One detail worth understanding: tl.constexpr means the value is fixed at compile time rather than determined at runtime. When you pass causal=True, Triton compiles a completely separate kernel with the masking logic baked in. When you pass causal=False, it compiles a second kernel with that branch entirely removed. Think of it like a C preprocessor #ifdef, not a Python ifstatement. There is zero runtime overhead from the branch because it does not exist in the compiled kernel. The same applies to BLOCK_M and BLOCK_N, which is why they are also constexpr. Block sizes are fixed at compile time so the compiler can generate optimal memory access patterns for those exact dimensions.

One thing the pseudocode simplifies: everything shown is for a single attention head. Real transformers have H heads running in parallel, typically 8, 16, or 32. In the Triton kernel, this is handled by adding a head index dimension to the launch grid. Each kernel instance knows which head it owns and loads the corresponding slice of Q, K, and V. The heads never communicate with each other and run fully in parallel across streaming multiprocessors. Going from 1 head to 32 heads does not change the algorithm at all. It just means 32 instances of the same kernel running simultaneously.
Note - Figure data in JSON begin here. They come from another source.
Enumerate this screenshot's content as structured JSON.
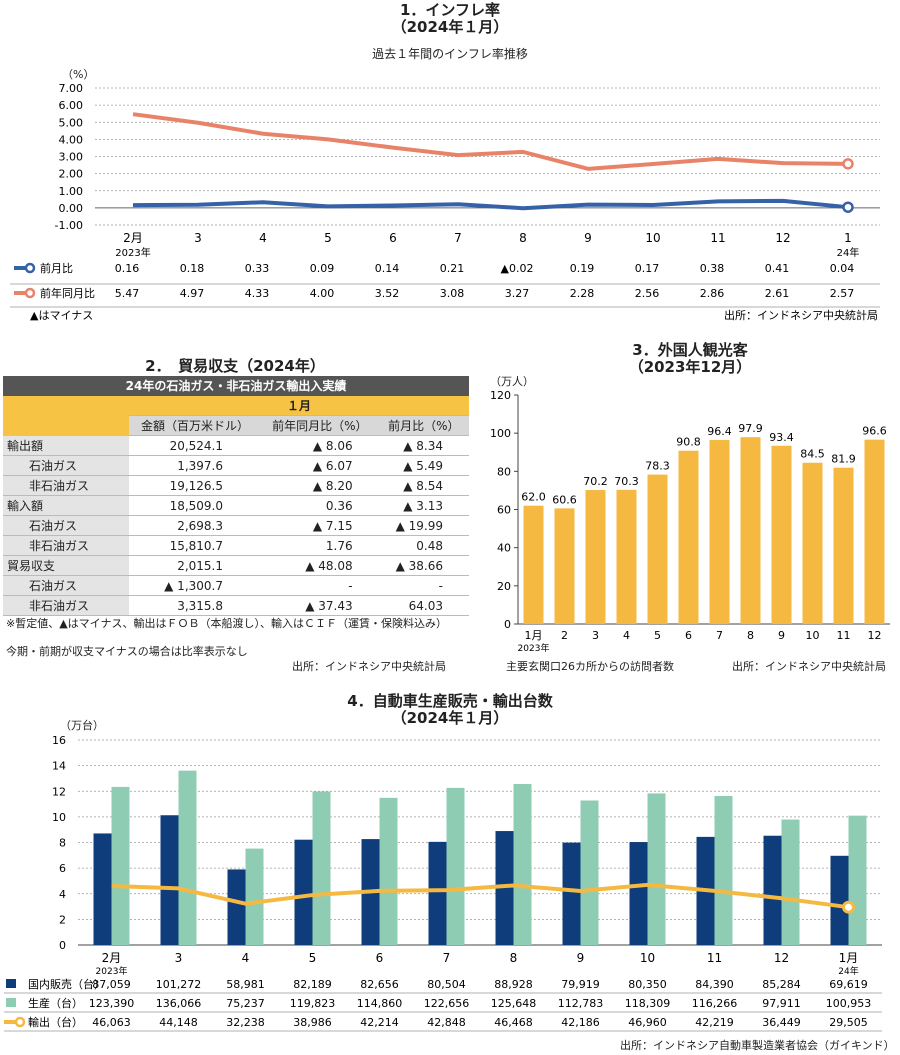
{
  "sec1": {
    "title": "1．インフレ率",
    "subtitle": "（2024年１月）",
    "caption": "過去１年間のインフレ率推移",
    "unit": "（%）",
    "legend_note": "▲はマイナス",
    "source": "出所：インドネシア中央統計局"
  },
  "sec2": {
    "title": "2．　貿易収支（2024年）",
    "table_header": "24年の石油ガス・非石油ガス輸出入実績",
    "month_header": "１月",
    "columns": [
      "金額（百万米ドル）",
      "前年同月比（%）",
      "前月比（%）"
    ],
    "rows": [
      {
        "label": "輸出額",
        "indent": false,
        "amount": "20,524.1",
        "yoy": "▲ 8.06",
        "mom": "▲ 8.34"
      },
      {
        "label": "石油ガス",
        "indent": true,
        "amount": "1,397.6",
        "yoy": "▲ 6.07",
        "mom": "▲ 5.49"
      },
      {
        "label": "非石油ガス",
        "indent": true,
        "amount": "19,126.5",
        "yoy": "▲ 8.20",
        "mom": "▲ 8.54"
      },
      {
        "label": "輸入額",
        "indent": false,
        "amount": "18,509.0",
        "yoy": "0.36",
        "mom": "▲ 3.13"
      },
      {
        "label": "石油ガス",
        "indent": true,
        "amount": "2,698.3",
        "yoy": "▲ 7.15",
        "mom": "▲ 19.99"
      },
      {
        "label": "非石油ガス",
        "indent": true,
        "amount": "15,810.7",
        "yoy": "1.76",
        "mom": "0.48"
      },
      {
        "label": "貿易収支",
        "indent": false,
        "amount": "2,015.1",
        "yoy": "▲ 48.08",
        "mom": "▲ 38.66"
      },
      {
        "label": "石油ガス",
        "indent": true,
        "amount": "▲ 1,300.7",
        "yoy": "-",
        "mom": "-"
      },
      {
        "label": "非石油ガス",
        "indent": true,
        "amount": "3,315.8",
        "yoy": "▲ 37.43",
        "mom": "64.03"
      }
    ],
    "note1": "※暫定値、▲はマイナス、輸出はＦＯＢ（本船渡し）、輸入はＣＩＦ（運賃・保険料込み）",
    "note2": "今期・前期が収支マイナスの場合は比率表示なし",
    "source": "出所：インドネシア中央統計局"
  },
  "sec3": {
    "title": "3．外国人観光客",
    "subtitle": "（2023年12月）",
    "unit": "（万人）",
    "year_label": "2023年",
    "note": "主要玄関口26カ所からの訪問者数",
    "source": "出所：インドネシア中央統計局"
  },
  "sec4": {
    "title": "4．自動車生産販売・輸出台数",
    "subtitle": "（2024年１月）",
    "unit": "（万台）",
    "source": "出所：インドネシア自動車製造業者協会（ガイキンド）"
  },
  "chart_data": [
    {
      "type": "line",
      "title": "1．インフレ率",
      "categories": [
        "2月",
        "3",
        "4",
        "5",
        "6",
        "7",
        "8",
        "9",
        "10",
        "11",
        "12",
        "1"
      ],
      "category_sublabels": {
        "0": "2023年",
        "11": "24年"
      },
      "ylim": [
        -1,
        7
      ],
      "yticks": [
        "-1.00",
        "0.00",
        "1.00",
        "2.00",
        "3.00",
        "4.00",
        "5.00",
        "6.00",
        "7.00"
      ],
      "series": [
        {
          "name": "前月比",
          "color": "#3561a8",
          "values": [
            0.16,
            0.18,
            0.33,
            0.09,
            0.14,
            0.21,
            -0.02,
            0.19,
            0.17,
            0.38,
            0.41,
            0.04
          ],
          "labels": [
            "0.16",
            "0.18",
            "0.33",
            "0.09",
            "0.14",
            "0.21",
            "▲0.02",
            "0.19",
            "0.17",
            "0.38",
            "0.41",
            "0.04"
          ]
        },
        {
          "name": "前年同月比",
          "color": "#e8836a",
          "values": [
            5.47,
            4.97,
            4.33,
            4.0,
            3.52,
            3.08,
            3.27,
            2.28,
            2.56,
            2.86,
            2.61,
            2.57
          ],
          "labels": [
            "5.47",
            "4.97",
            "4.33",
            "4.00",
            "3.52",
            "3.08",
            "3.27",
            "2.28",
            "2.56",
            "2.86",
            "2.61",
            "2.57"
          ]
        }
      ],
      "grid": true
    },
    {
      "type": "bar",
      "title": "3．外国人観光客",
      "categories": [
        "1月",
        "2",
        "3",
        "4",
        "5",
        "6",
        "7",
        "8",
        "9",
        "10",
        "11",
        "12"
      ],
      "values": [
        62.0,
        60.6,
        70.2,
        70.3,
        78.3,
        90.8,
        96.4,
        97.9,
        93.4,
        84.5,
        81.9,
        96.6
      ],
      "value_labels": [
        "62.0",
        "60.6",
        "70.2",
        "70.3",
        "78.3",
        "90.8",
        "96.4",
        "97.9",
        "93.4",
        "84.5",
        "81.9",
        "96.6"
      ],
      "ylim": [
        0,
        120
      ],
      "yticks": [
        "0",
        "20",
        "40",
        "60",
        "80",
        "100",
        "120"
      ],
      "color": "#f5b942"
    },
    {
      "type": "bar",
      "title": "4．自動車生産販売・輸出台数",
      "categories": [
        "2月",
        "3",
        "4",
        "5",
        "6",
        "7",
        "8",
        "9",
        "10",
        "11",
        "12",
        "1月"
      ],
      "category_sublabels": {
        "0": "2023年",
        "11": "24年"
      },
      "ylim": [
        0,
        16
      ],
      "yticks": [
        "0",
        "2",
        "4",
        "6",
        "8",
        "10",
        "12",
        "14",
        "16"
      ],
      "series": [
        {
          "name": "国内販売（台）",
          "type": "bar",
          "color": "#0f3c7a",
          "values": [
            87059,
            101272,
            58981,
            82189,
            82656,
            80504,
            88928,
            79919,
            80350,
            84390,
            85284,
            69619
          ],
          "labels": [
            "87,059",
            "101,272",
            "58,981",
            "82,189",
            "82,656",
            "80,504",
            "88,928",
            "79,919",
            "80,350",
            "84,390",
            "85,284",
            "69,619"
          ]
        },
        {
          "name": "生産（台）",
          "type": "bar",
          "color": "#8ecdb3",
          "values": [
            123390,
            136066,
            75237,
            119823,
            114860,
            122656,
            125648,
            112783,
            118309,
            116266,
            97911,
            100953
          ],
          "labels": [
            "123,390",
            "136,066",
            "75,237",
            "119,823",
            "114,860",
            "122,656",
            "125,648",
            "112,783",
            "118,309",
            "116,266",
            "97,911",
            "100,953"
          ]
        },
        {
          "name": "輸出（台）",
          "type": "line",
          "color": "#f5b942",
          "values": [
            46063,
            44148,
            32238,
            38986,
            42214,
            42848,
            46468,
            42186,
            46960,
            42219,
            36449,
            29505
          ],
          "labels": [
            "46,063",
            "44,148",
            "32,238",
            "38,986",
            "42,214",
            "42,848",
            "46,468",
            "42,186",
            "46,960",
            "42,219",
            "36,449",
            "29,505"
          ]
        }
      ]
    }
  ]
}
What actually took time to understand

Reading the paper felt approachable. Writing the kernel revealed the gaps.

The correction factor application order matters, and getting it wrong produces the worst class of bug: outputs that look plausible but are subtly wrong. My first implementation updated m, then l, then O, but computed the correction before updating m. The outputs passed shape checks. The values were off by small amounts that grew with sequence length. I found it by diffing against naive attention at seq=128 with a fixed random seed and printing the per-element absolute error. It was uniform across the sequence, which pointed to a systematic rescaling error rather than an indexing issue. The fix was four lines: compute correction first, then update all three statistics simultaneously. Order matters.
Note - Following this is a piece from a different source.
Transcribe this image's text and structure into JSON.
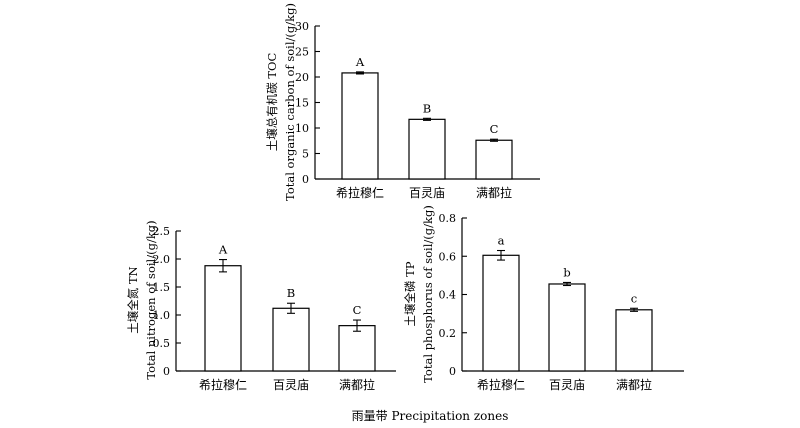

The masking at tile boundaries is fiddly in a specific way. When N is not divisible by the block size, the last tile loads out-of-bounds memory addresses. Triton will not crash. It loads garbage values. Those garbage values participate in the tl.max call that computes m_new. If any garbage value is larger than any real score, which is common since uninitialized memory is unpredictable, it becomes the running maximum and corrupts all subsequent normalizations. The fix: apply the boundary mask to S before the max operation, setting out-of-bounds positions to -inf so they cannot win the max. Masking after the max does not help. This took longer to debug than the correction factor bug.
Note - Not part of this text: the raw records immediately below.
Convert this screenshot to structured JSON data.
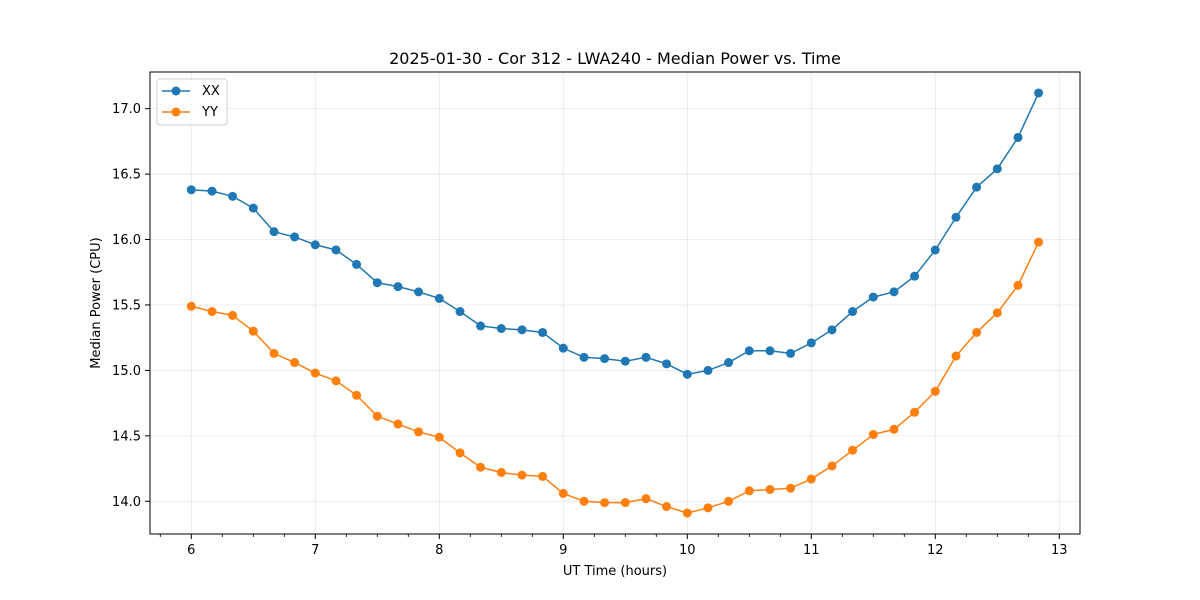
{
  "chart_data": {
    "type": "line",
    "title": "2025-01-30 - Cor 312 - LWA240 - Median Power vs. Time",
    "xlabel": "UT Time (hours)",
    "ylabel": "Median Power (CPU)",
    "xlim": [
      5.667,
      13.167
    ],
    "ylim": [
      13.75,
      17.28
    ],
    "xticks": [
      6,
      7,
      8,
      9,
      10,
      11,
      12,
      13
    ],
    "xtick_labels": [
      "6",
      "7",
      "8",
      "9",
      "10",
      "11",
      "12",
      "13"
    ],
    "yticks": [
      14.0,
      14.5,
      15.0,
      15.5,
      16.0,
      16.5,
      17.0
    ],
    "ytick_labels": [
      "14.0",
      "14.5",
      "15.0",
      "15.5",
      "16.0",
      "16.5",
      "17.0"
    ],
    "grid": true,
    "legend_position": "top-left",
    "x": [
      6.0,
      6.167,
      6.333,
      6.5,
      6.667,
      6.833,
      7.0,
      7.167,
      7.333,
      7.5,
      7.667,
      7.833,
      8.0,
      8.167,
      8.333,
      8.5,
      8.667,
      8.833,
      9.0,
      9.167,
      9.333,
      9.5,
      9.667,
      9.833,
      10.0,
      10.167,
      10.333,
      10.5,
      10.667,
      10.833,
      11.0,
      11.167,
      11.333,
      11.5,
      11.667,
      11.833,
      12.0,
      12.167,
      12.333,
      12.5,
      12.667,
      12.833
    ],
    "series": [
      {
        "name": "XX",
        "color": "#1f77b4",
        "values": [
          16.38,
          16.37,
          16.33,
          16.24,
          16.06,
          16.02,
          15.96,
          15.92,
          15.81,
          15.67,
          15.64,
          15.6,
          15.55,
          15.45,
          15.34,
          15.32,
          15.31,
          15.29,
          15.17,
          15.1,
          15.09,
          15.07,
          15.1,
          15.05,
          14.97,
          15.0,
          15.06,
          15.15,
          15.15,
          15.13,
          15.21,
          15.31,
          15.45,
          15.56,
          15.6,
          15.72,
          15.92,
          16.17,
          16.4,
          16.54,
          16.78,
          17.12
        ]
      },
      {
        "name": "YY",
        "color": "#ff7f0e",
        "values": [
          15.49,
          15.45,
          15.42,
          15.3,
          15.13,
          15.06,
          14.98,
          14.92,
          14.81,
          14.65,
          14.59,
          14.53,
          14.49,
          14.37,
          14.26,
          14.22,
          14.2,
          14.19,
          14.06,
          14.0,
          13.99,
          13.99,
          14.02,
          13.96,
          13.91,
          13.95,
          14.0,
          14.08,
          14.09,
          14.1,
          14.17,
          14.27,
          14.39,
          14.51,
          14.55,
          14.68,
          14.84,
          15.11,
          15.29,
          15.44,
          15.65,
          15.98
        ]
      }
    ]
  }
}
The TFLOPS gap between my kernel and SDPA is real but not mysterious. Production FlashAttention uses persistent kernels (no kernel launch overhead per step), register-level optimizations, and architecture-specific tuning for tensor cores. A first implementation does not have any of that. Understanding why the gap exists matters more than closing it in a weekend.


The code

Full implementation, 192 correctness tests (96 non-causal + 96 causal), benchmark suite, and plots at:

github.com/Vinesh2929/FlashAttention-kernel-triton

The correctness tests compare against naive PyTorch attention (non-causal) and F.scaled_dot_product_attention(is_causal=True) (causal). 72/72 passing across all sequence lengths, head dims, batch sizes, and dtypes.